CME's $85 Million Christmas Gift. Bah, Humbug!
Nov 29, 2011
Despite the very public collapse of one of its largest members, CME brass may have 85 million reasons to celebrate this holiday season. Tuesday’s preliminary approval of an annual $85 million corporate tax cut by both the Illinois Senate and House suggests that CME management may be more skilled in the Chicago art of strong-arming than the financial oversight of their member firms.
When CME Chairman Terry Duffy addressed the annual shareholders meeting back in June, Illinois corporate taxes were on every attendee’s mind, especially CME "insiders" who own 5.52% of the CME or 3.7 million shares. In his comments Mr. Duffy said, "We’re investigating what would be in the best interest of our shareholders", an implied threat to move corporate headquarters to Texas, Tennessee, or Florida, states that had already offered the CME a new home.
Speaking of Florida, did you catch any of the CME Group Titleholders LPGA season ending golf championship? Me neither. Probably just a coincidence that the CME sponsored a professional golf tournament in Orlando while chatting with Florida lawmakers about a possible move. Either that or those lady golfers are heavy traders of e-mini S&P’s when they’re not on the course.
The CME’s world has changed dramatically since that June shareholders meeting, especially in the past month. The perceived mishandling of the MF bankruptcy prompted an editorial by Crain’s Chicago Business questioning exchange leadership on November 14th which in turn caused CME stock to trade at a 52 week low of $235.23 on November 17th. Most damaging to shareholders was inaction by the world’s largest futures exchange, which has shaken client’s confidence in trading on the CME and futures exchanges worldwide.
Other than a lot of rhetoric, the CME has really done very little in the damage control department other than pledging $50 million to MF clients and offering what is now a $500 million paper guarantee.
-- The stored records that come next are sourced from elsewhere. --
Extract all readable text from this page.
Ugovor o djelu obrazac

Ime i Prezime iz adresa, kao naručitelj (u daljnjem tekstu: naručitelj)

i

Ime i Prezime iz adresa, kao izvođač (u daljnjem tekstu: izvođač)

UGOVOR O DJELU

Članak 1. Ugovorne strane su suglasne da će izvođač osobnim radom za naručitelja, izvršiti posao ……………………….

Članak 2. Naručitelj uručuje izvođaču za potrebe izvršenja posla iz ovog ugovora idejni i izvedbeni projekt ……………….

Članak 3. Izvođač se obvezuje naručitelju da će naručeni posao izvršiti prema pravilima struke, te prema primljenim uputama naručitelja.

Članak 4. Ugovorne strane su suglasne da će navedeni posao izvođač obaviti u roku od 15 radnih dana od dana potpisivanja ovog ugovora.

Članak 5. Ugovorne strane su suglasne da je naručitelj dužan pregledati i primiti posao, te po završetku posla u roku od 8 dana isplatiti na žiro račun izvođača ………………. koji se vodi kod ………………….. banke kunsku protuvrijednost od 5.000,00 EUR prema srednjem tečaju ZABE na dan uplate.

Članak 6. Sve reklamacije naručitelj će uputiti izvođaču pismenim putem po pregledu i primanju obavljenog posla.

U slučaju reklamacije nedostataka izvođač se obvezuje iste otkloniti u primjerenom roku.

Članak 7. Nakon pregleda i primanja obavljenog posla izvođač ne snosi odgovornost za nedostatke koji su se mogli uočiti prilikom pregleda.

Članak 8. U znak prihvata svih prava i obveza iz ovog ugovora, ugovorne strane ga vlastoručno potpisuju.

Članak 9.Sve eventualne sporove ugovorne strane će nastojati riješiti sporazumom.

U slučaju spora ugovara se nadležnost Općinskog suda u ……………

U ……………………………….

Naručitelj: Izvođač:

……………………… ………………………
It should be noted that the $50 million is actually from the CME’s Trust Fund, which is essentially comprised of fees collected from other clearing members. Management may be satisfied with their work but the lifeline of their business, traders and hedgers, are not and once their confidence is lost the CME’s business is in real trouble no matter how many tax breaks they can negotiate.
What seems to be lost on the CME is the fact that without this confidence, they have nothing more than an art deco building on West Jackson Boulevard (on which they received $15 million in Chicago tax breaks) and some high-powered technical equipment. They seemingly do not understand that they produce nothing. They don’t grow crops, they don’t produce widgets. They don't have anything to sell except a marketplace for others to buy and sell. They own the store, they don't own the products. Buyers and sellers must have confidence in the CME’s marketplace before they bring their goods to that market.
It has taken countless years and untold amounts of risk capital by thousands of independent traders to get the CME to where it is today. Many have succeeded and many more have failed. The thing they all have in common is that they are the ones who built this country’s futures exchanges into the successes they are today. They are the ones that have put their personal net worth on the line day after day to gain client confidence in marketplaces. It’s neither the management nor the technology; it’s the day traders and the night traders that provide liquidity and confidence to bona fide hedgers throughout the world. It’s a disservice to them for the CME to be merely focused on short-term "shareholders interests".
This all brings us back to where we started, an $85 million tax break. CME CEO Craig Donohue said last week that "the protection of our customers and the integrity of all futures markets continue to be our two chief concerns". Well said, Mr. Donohue. Now you have $85 million to put your money where your mouth is.